Le coup d’Etat des Officiers libres en juillet 1952 et l’instauration de la République inquiètent la communauté juive. Elle va pourtant connaître deux ans de répit. Le nouveau chef de l’Etat, le général Mohammad Naguib, multiplie les gestes rassurants, notamment en se rendant à la grande synagogue du Caire à l’occasion de Yom Kippour. Mais l’arrivée au pouvoir en 1954 de Gamal Abdel Nasser met fin à cette période de calme. Suite à la nationalisation du canal de Suez par Nasser le 26 juillet 1956 et à l’expédition menée par les forces franco-britanniques appuyées par une attaque d’Israël dans le Sinaï entre le 29 octobre et le 7 novembre 1956, une campagne de répression et d’expulsions sans précédent vise les Juifs d’Egypte.
Cela commence le 3 novembre 1956 par l’expropriation et la nationalisation automatique de toute propriété anglaise et française dans le pays. Deux jours plus tard, ce décret est étendu à toute personne de confession juive résidant en Egypte ainsi qu’à toute personne dite « suspecte », ou soupçonnée d’avoir été mêlée à des « activités mettant en cause la sécurité nationale ». Cette mesure est suivie de nombreuses arrestations arbitraires de Juifs et de séquestrations de leurs biens. Parmi les 486 personnes expropriées dans la semaine suivant l’application du décret, au moins 95 % sont juives. On estime ainsi à plus de 500 le nombre de sociétés et entreprises juives mises sous séquestre entre novembre 1956 et mars 1957.
Mais c’est surtout la déclaration du ministère des Affaires religieuses lue le 23 novembre dans toutes les mosquées qui scelle le sort des Juifs d’Egypte. « Tous les Juifs sont des sionistes et des ennemis de l’Etat », affirme cette déclaration qui promet également leur expulsion prochaine.

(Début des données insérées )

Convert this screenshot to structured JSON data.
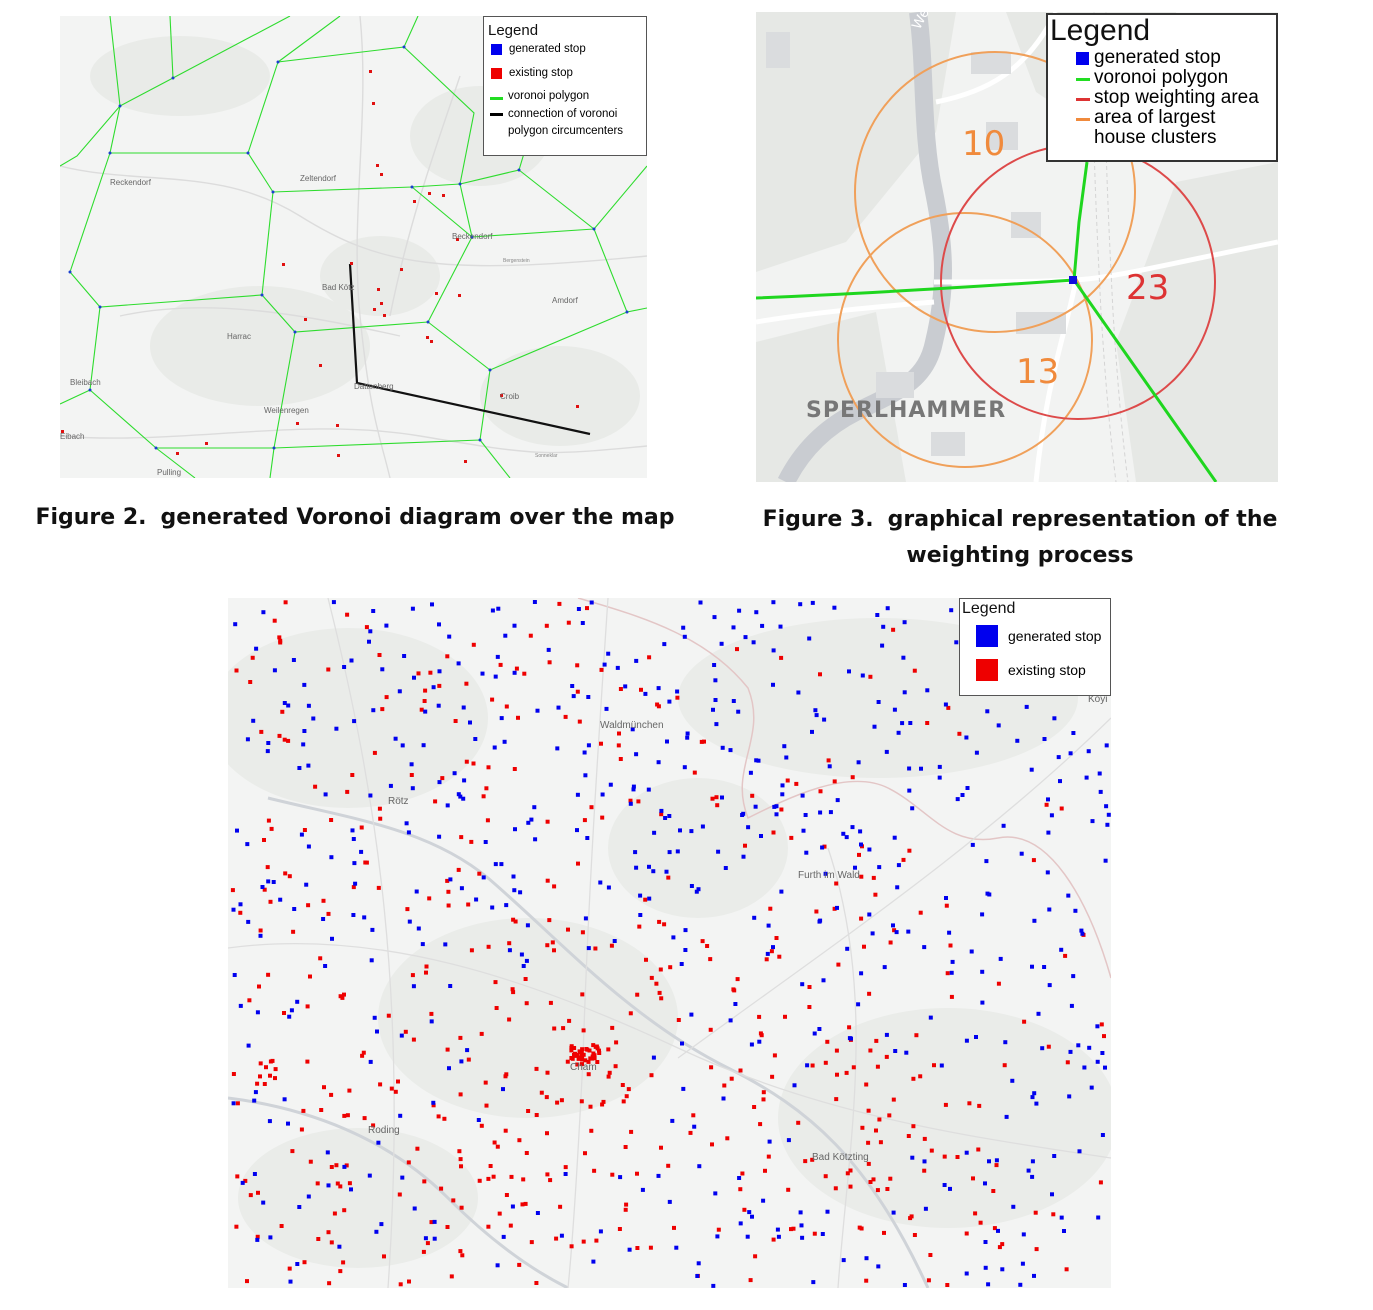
{
  "figures": [
    {
      "number": "Figure 2.",
      "caption": "generated Voronoi diagram over the map",
      "legend": {
        "title": "Legend",
        "items": [
          {
            "label": "generated stop",
            "color": "#0000ee",
            "symbol": "square"
          },
          {
            "label": "existing stop",
            "color": "#ee0000",
            "symbol": "square"
          },
          {
            "label": "voronoi polygon",
            "color": "#22dd22",
            "symbol": "line"
          },
          {
            "label": "connection of voronoi polygon circumcenters",
            "color": "#000000",
            "symbol": "line"
          }
        ]
      },
      "place_labels": [
        "Reckendorf",
        "Zeltendorf",
        "Beckendorf",
        "Bad Kötz",
        "Amdorf",
        "Harrac",
        "Bleibach",
        "Weilenregen",
        "Dattenberg",
        "Croib",
        "Pulling",
        "Eibach",
        "Bergenstein",
        "Sonneklar"
      ]
    },
    {
      "number": "Figure 3.",
      "caption": "graphical representation of the weighting process",
      "legend": {
        "title": "Legend",
        "items": [
          {
            "label": "generated stop",
            "color": "#0000ee",
            "symbol": "square"
          },
          {
            "label": "voronoi polygon",
            "color": "#22dd22",
            "symbol": "line"
          },
          {
            "label": "stop weighting area",
            "color": "#dd3333",
            "symbol": "line"
          },
          {
            "label": "area of largest house clusters",
            "color": "#f08a3c",
            "symbol": "line"
          }
        ]
      },
      "circle_values": [
        "10",
        "23",
        "13"
      ],
      "place_label": "SPERLHAMMER",
      "street_label": "Weiße"
    },
    {
      "legend": {
        "title": "Legend",
        "items": [
          {
            "label": "generated stop",
            "color": "#0000ee",
            "symbol": "square"
          },
          {
            "label": "existing stop",
            "color": "#ee0000",
            "symbol": "square"
          }
        ]
      },
      "place_labels": [
        "Waldmünchen",
        "Furth im Wald",
        "Cham",
        "Roding",
        "Bad Kötzting",
        "Rötz",
        "Koyi"
      ]
    }
  ]
}
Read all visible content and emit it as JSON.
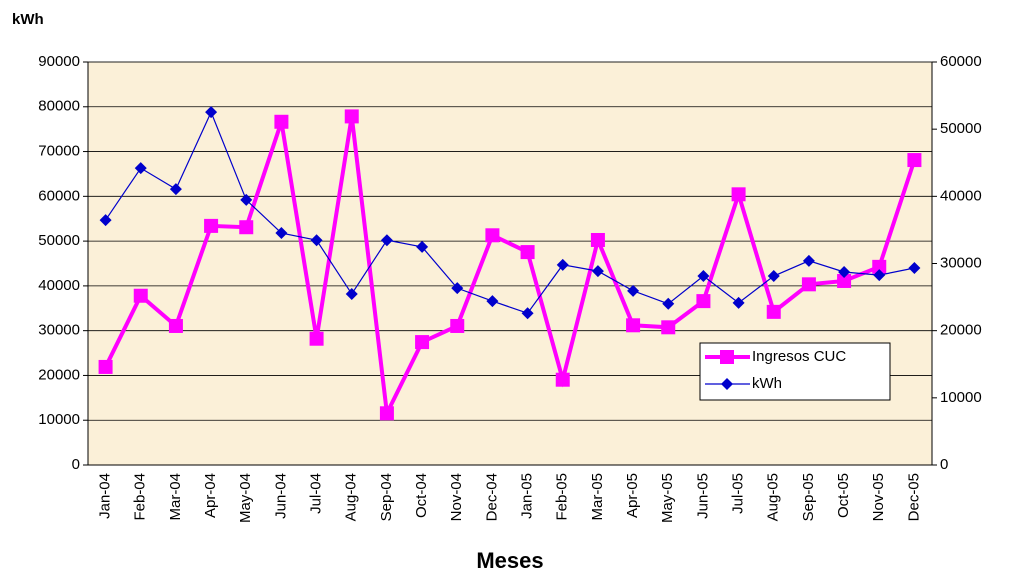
{
  "chart_data": {
    "type": "line",
    "y_label": "kWh",
    "x_label": "Meses",
    "categories": [
      "Jan-04",
      "Feb-04",
      "Mar-04",
      "Apr-04",
      "May-04",
      "Jun-04",
      "Jul-04",
      "Aug-04",
      "Sep-04",
      "Oct-04",
      "Nov-04",
      "Dec-04",
      "Jan-05",
      "Feb-05",
      "Mar-05",
      "Apr-05",
      "May-05",
      "Jun-05",
      "Jul-05",
      "Aug-05",
      "Sep-05",
      "Oct-05",
      "Nov-05",
      "Dec-05"
    ],
    "series": [
      {
        "name": "Ingresos CUC",
        "color": "#ff00ff",
        "axis": "y2",
        "marker": "square",
        "values": [
          14600,
          25200,
          20700,
          35600,
          35400,
          51100,
          18800,
          51900,
          7700,
          18300,
          20700,
          34200,
          31700,
          12700,
          33500,
          20800,
          20500,
          24400,
          40300,
          22800,
          26900,
          27400,
          29500,
          45400
        ]
      },
      {
        "name": "kWh",
        "color": "#0000cc",
        "marker": "diamond",
        "values": [
          54700,
          66300,
          61600,
          78800,
          59200,
          51800,
          50200,
          38200,
          50200,
          48700,
          39500,
          36600,
          33900,
          44700,
          43300,
          38900,
          36000,
          42200,
          36200,
          42200,
          45600,
          43100,
          42400,
          44000
        ]
      }
    ],
    "ylim": [
      0,
      90000
    ],
    "yticks": [
      0,
      10000,
      20000,
      30000,
      40000,
      50000,
      60000,
      70000,
      80000,
      90000
    ],
    "y2lim": [
      0,
      60000
    ],
    "y2ticks": [
      0,
      10000,
      20000,
      30000,
      40000,
      50000,
      60000
    ],
    "grid": true,
    "plot_background": "#fbf0d8",
    "legend_position": "right"
  }
}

De novembre 1956 à juin 1957, quelque 25.000 Juifs quittent l’Egypte en y abandonnant la plus grande partie de leurs biens. Ils émigrent vers l’Europe, les Etats-Unis, l’Amérique du Sud et Israël après avoir signé sous la contrainte ou la menace une déclaration mentionnant qu’ils quittent le pays volontairement et acceptent la confiscation de leurs avoirs. Le message adressé aux Juifs est clair : l’abandon de leurs biens et leur départ immédiat d’Egypte est la seule issue possible s’ils veulent échapper aux violences que les autorités égyptiennes n’empêchent ni ne répriment. La défaite de l’Egypte lors de la guerre des Six Jours, en 1967, provoquera le départ des quelques milliers de Juifs restés dans ce pays et anéantira la plus vieille communauté juive du monde en dehors d’Israël.